Implementing Wordle’s game logic in SQL

spacer

Wordle is a word-guessing game that became popular in the beginning of 2022. The best way to learn the game rules is by playing it, but in short, you have to guess a five-letter word in a series of tries as you get hints on which letters are included in the word and whether they are in the right position or not. A yellow square means that the letter is in the final word but it’s in the wrong position. A green square means that the letter is in the right position. A gray square means that the letter is not in the final word. The game selects one word per day, so you can play only once per day.

Since everybody was talking about Wordle on Twitter, I had to try it. And I’m going to be honest, it wasn’t my thing. But hey! I’m a developer and I work for MariaDB, so my brain immediately went: “Could I implement the game logic using SQL queries only?

Wordle Tweet

The next weekend, I rolled up my sleeves and started working on it. Here’s what I came up with.

The data model

We need to store words and dates. For example:

CREATE OR REPLACE TABLE word
(
    id        INT PRIMARY KEY AUTO_INCREMENT,
    text      VARCHAR(64) UNIQUE,
    published DATE UNIQUE
) ENGINE = Aria;

Notice that I picked the Aria storage engine. MariaDB databases support a variety of storage engines for different kinds of workloads. You can combine tables that use different storage engines in a single SQL query. Check them out.

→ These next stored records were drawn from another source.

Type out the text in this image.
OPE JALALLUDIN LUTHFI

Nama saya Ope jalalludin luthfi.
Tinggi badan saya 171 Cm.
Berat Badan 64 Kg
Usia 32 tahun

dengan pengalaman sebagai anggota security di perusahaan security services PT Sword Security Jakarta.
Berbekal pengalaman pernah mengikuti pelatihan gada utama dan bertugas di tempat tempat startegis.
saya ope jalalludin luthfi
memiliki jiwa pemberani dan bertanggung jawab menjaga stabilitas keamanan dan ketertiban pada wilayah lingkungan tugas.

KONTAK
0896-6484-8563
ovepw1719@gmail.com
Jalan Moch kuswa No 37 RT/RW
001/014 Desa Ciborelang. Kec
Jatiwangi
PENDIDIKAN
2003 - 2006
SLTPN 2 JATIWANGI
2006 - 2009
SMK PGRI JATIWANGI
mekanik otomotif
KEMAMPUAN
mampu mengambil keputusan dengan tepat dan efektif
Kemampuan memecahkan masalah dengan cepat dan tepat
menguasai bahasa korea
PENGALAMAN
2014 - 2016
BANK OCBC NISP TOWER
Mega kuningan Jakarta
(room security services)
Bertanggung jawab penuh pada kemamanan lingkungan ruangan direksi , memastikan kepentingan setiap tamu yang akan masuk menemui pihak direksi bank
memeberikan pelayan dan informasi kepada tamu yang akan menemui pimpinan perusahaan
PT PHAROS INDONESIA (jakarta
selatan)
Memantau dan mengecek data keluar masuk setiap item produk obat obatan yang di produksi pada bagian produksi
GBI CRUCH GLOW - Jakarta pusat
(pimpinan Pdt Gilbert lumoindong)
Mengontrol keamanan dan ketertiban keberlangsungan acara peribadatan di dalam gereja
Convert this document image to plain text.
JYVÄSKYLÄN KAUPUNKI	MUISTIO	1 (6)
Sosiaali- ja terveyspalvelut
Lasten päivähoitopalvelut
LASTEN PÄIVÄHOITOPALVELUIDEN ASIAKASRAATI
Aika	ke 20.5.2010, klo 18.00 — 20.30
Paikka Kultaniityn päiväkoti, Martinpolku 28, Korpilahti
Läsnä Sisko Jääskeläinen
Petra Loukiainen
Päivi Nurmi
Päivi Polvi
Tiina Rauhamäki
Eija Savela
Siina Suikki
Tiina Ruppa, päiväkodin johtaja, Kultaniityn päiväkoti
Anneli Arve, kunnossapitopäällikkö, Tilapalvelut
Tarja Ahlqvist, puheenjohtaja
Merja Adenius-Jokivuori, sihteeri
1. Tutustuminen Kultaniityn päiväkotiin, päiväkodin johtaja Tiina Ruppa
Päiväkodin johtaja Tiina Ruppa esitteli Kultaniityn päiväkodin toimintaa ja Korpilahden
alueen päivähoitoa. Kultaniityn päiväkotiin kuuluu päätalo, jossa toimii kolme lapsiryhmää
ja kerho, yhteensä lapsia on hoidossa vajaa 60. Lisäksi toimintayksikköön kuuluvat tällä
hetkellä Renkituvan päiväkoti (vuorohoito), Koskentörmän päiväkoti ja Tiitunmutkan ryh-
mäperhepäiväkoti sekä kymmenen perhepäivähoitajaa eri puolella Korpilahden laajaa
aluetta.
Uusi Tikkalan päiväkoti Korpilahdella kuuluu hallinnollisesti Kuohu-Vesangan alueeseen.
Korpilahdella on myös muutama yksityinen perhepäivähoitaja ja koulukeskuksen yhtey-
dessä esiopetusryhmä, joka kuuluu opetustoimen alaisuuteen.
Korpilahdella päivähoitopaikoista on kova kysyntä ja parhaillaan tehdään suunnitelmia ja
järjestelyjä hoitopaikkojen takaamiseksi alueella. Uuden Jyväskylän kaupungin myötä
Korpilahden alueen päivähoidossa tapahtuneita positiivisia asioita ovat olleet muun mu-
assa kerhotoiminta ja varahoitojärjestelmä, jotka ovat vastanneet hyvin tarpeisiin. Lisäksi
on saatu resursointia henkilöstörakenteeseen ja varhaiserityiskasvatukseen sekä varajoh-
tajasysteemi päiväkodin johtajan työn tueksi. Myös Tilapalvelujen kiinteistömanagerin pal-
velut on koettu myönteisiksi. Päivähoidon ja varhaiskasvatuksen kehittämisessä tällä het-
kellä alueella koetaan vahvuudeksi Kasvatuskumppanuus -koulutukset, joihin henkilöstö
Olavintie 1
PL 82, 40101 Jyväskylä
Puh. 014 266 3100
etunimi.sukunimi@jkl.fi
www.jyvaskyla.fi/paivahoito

The idea of the word table is to not only store words but to mark the date in which the word is to be guessed (or published). I inserted some words and picked MARIA as today’s guessing word:

Word table

 

The requirements

The game logic requires two operations:

  • Pick today’s word, which updates the word.published column, and
  • Calculate a hint, for example, with numbers indicating the color of each box:
    • 0: not present
    • 1: wrong position
    • 2: right position

So, for example if today’s final word is “MARIA” and we try the word “FERRY”, we’d get the following result:

Final word: M A R I A

Test word:  F E R R Y

Result:        0 0 2 1 0

This is not exactly how it works in the original Wordle, but it’s a good approximation. I call it a “variant” of the game to make me feel better. In the original game, the second ‘R’ in “FERRY’ would get a 0 instead of a 1. If after reading this blog post, you find a way to include this edge case in the solution I found, please let me know and let’s include it here, with due credits of course.

Picking today’s word

Let’s say we want to pick each day’s word randomly. If so, this requirement boils down to how to select a random row from an SQL table. A quick online search showed me that the RAND() function is the way to go:

UPDATE word
SET published = CURRENT_DATE()
WHERE published IS NULL
ORDER BY RAND()
LIMIT 1;

You can almost read the logic by reading the SQL sentence. That’s one of the cool things about SQL! The key here is the LIMIT clause that allows us to update only one of the words that haven’t been picked (published) before.

An application would only need to run this update to make sure that a word is selected today. It should also either check that no word has been picked today before executing the update  or catch (and safely ignore) a constraint violation error in case it tries to pick a word twice or more using the previous update.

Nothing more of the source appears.